Why LMP Automotive’s dealership acquisition target is running out of steam

LMP “has not incurred any material termination penalties as a result of this termination”, it’s written in the file. This The purchase agreement included a $250,000 earnest money deposit, according to an August regulatory filing, and it was unclear as of last week who received that money. J. Chantz Scott, CEO of Chantz Scott Auto Group, did not respond to requests for comment.

In a regulatory filing on Friday, LMP said its $29 million agreement to buy property in Elmsford, NY, to relocate and expand one of its dealerships in New York was terminated. LMP, in the filing, said the termination of the agreement did not include any “material termination penalty.”

Whether LMP will lose earnest money deposits in other transactions that are removed – with at least one seven-figure deposit – is murky, as it depends on the specific contingencies of each agreement and whether or not of a default, according to dealer attorney Leonard Bellavia, a partner at the Bellavia Blatt law firm in Mineola, NY

Tawfik and LMP chief operating officer Richard Aldahan did not respond to requests for comment, nor did the company’s lead independent director.

Of the pending deals, the largest in terms of roofs included the purchase of an 85% stake in 10 new vehicle dealerships, a used car center and a fleet operations outlet.
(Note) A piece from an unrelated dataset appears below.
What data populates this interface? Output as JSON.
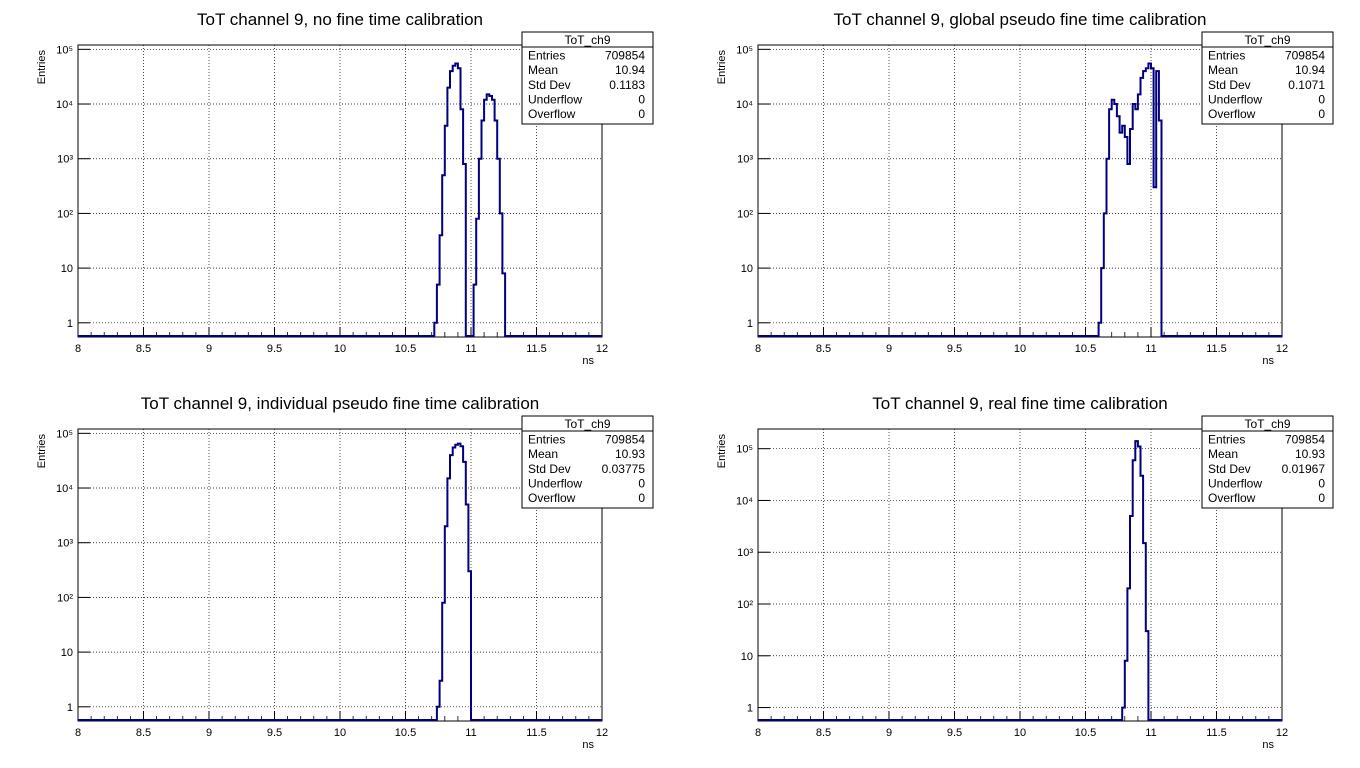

Alan Jay Automotive Network in Florida. LMP was going to pay $50 million for dealer goodwill and about $44.1 million for real estate.

Seller Alan Wildstein declined to comment, as did Ryan Kerrigan, the seller’s broker and managing director of sales firm Kerrigan Advisors in Irvine, California.

Another of his pending deals was the planned $9 million+ purchase of Kia of East Hartford, Connecticut from Joseph Klimas Jr. and K&W Enterprises.

Broker Gordon Wisbach Jr., president of GW Marketing Services in Newton Center, Mass., said Automotive News that his client wants to retire. The deal was originally announced in July and the parties extended the closing date by a few months and agreed to a higher purchase price, Wisbach said. Wisbach declined to disclose that amount.

“It’s a shame because Sam really wants to do this,” Wisbach said. “We enjoyed working with him to buy the store. It’s disappointing that he couldn’t get the financing.”

Wisbach thinks he can find another buyer. And another broker thinks other sellers with canceled LMP offers will be too.

“It’s still one of the busiest times in M&A history,” said Dave Cantin, CEO of Dave Cantin Group, whose firm DCG Acquisitions represented a seller in a deal with LMP that n did not succeed. “With recent historic earnings, all sellers involved in one of LMP’s transactions will hopefully find a suitable new buyer who has the ability to execute a successful close.”

End of December, Tawfik said in a press release that LMP had “engaged Bank of America” ​​to help refinance its debt, and this month said in another statement that LMP was working with “potential lenders to provide the necessary debt financing” for acquire the dealers.

In his Press release this week, LMP said its board believes its stock price is undervalued; Tawfik owns about 35% of LMP shares, according to the company’s December proxy statement.

LMP shares fell 26% from the Tuesday February 15 close before the news at $4.95 on Thursday February 17; a year earlier, shares were trading above $20.

“Some of the big public companies are making very large acquisitions, and that tends to sway investors, but in this case, [LMP] never really had the capital base to be as aggressive as them,” said Sheldon Sandler, CEO of Bel Air Partners, a buy-sell advisory firm in Hopewell, NJ, which wrote on LMP but is not involved in any transaction with the company.

Sandler said if LMP were to sell its existing dealerships, he would expect it could get a good price for them given the overall strength of the buy-sell market.

LMP itself could likely have several suitors, and not just the country’s big six publicly traded dealer groups, said David Whiston, an analyst at Morningstar in Chicago who covers public auto retailers but not LMP. Whiston said auto retail consolidation has created dealer buyers in large and medium-sized private groups.

At the end of September, LMP had $29.7 million in cash, of which approximately $10.9 million was restricted cash.

In the first three quarters of 2021, LMP generated net income of $1.1 million. The company expects to release its fourth quarter results on March 31.

In October, LMP purchased an aircraft, spending around $5.6 million, according to a regulatory file. He signed a five-year, $3.2 million note for the plane, and monthly payments of $32,435 were to begin in December, guaranteed by Tawfik. To help pay for the plane, LMP received $2 million via a line of credit from ST RXR Investments, a related company owned by Tawfik. This line of credit was scheduled to mature on Nov. 21, 2021, and required payment either on that date or on demand, depending on the filing.

It is not clear from the regulatory filing why LMP purchased the aircraft.

“No investor, no lender, is going to look at this plane and think it’s good corporate governance,” said UM professor Gordon. “It’s a bad signal. It’s not #1 – it’s not #10 – good use of money for this company.”